When my cousin Molly and I ducked into the Victoria Tower Gardens on our walk around Westminster, we had no idea of the recent drama that had played out in the far corner of the park. While we gawked at The Burgers of Calais by Rodin, the 1930 Pankhurst monument was hidden by shrubbery at our angle and so neither one of us saw it. But knowing that it is there still, in the very place the women of the suffragette movement decided it should go, lends a certain spatial sacredness to the memorial, a sacredness of place like that of the Brompton cemetery or the industrial-commercial center of working folk’s Manchester.
Landscape is central to the understanding of place of pilgrimage. Acts of remembrance and honoring, like draping green, purple, and white ribbons or placing white roses or chanting “Deeds not words!” at the commemoration event in St Peter’s Square in Manchester signify continuity of values or beliefs central to the reason for choosing the memorialized site. These are rituals found throughout the history of pilgrimage in the local landscape, the honorifics that blend historic memory in the dedicated space and place with relevance for the present.
Notes:
The Royal Parks maintains an informative website that highlights the persons buried in Brompton Cemetery, found here.
Elizabeth Crawford A Woman and Her Sphere Blog
Victoria Tower Gardens. Also a unit of The Royal Parks.
The Guardian. August 2018 “Anger over plan to move Pankhurst monument away from Parliament.”

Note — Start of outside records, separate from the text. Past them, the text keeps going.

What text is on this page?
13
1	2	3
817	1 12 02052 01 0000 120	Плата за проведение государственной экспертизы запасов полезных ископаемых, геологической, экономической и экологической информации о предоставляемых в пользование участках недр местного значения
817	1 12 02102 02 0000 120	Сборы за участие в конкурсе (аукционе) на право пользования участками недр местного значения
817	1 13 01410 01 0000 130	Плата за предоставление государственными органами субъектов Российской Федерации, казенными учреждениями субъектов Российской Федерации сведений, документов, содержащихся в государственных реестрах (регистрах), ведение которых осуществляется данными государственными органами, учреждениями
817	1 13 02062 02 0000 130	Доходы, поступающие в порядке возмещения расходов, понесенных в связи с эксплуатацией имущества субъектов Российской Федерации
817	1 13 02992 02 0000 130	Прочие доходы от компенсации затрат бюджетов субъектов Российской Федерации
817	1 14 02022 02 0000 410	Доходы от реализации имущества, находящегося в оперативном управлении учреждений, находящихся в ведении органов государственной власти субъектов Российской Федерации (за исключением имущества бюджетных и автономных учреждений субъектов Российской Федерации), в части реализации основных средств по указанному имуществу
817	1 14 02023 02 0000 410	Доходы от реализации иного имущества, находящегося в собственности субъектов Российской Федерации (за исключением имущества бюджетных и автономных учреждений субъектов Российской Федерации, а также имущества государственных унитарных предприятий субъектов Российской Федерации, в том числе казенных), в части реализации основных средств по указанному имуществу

The Guardian. December 2018. “Thousands welcome Emiline Pankhurst statue in Manchester.”
Donald Insall Associate’s Report on the Pankhurst Monument removal proposal (2018)




To think that we were on the "Emmaline Pankhurst Trail" in Reading and London, and didn't even realize it! Monuments have a way of being placed where people of the time think is a prominent location, only to have the tide of time change the course of the river of activity, to put the memorial in what becomes a backwater.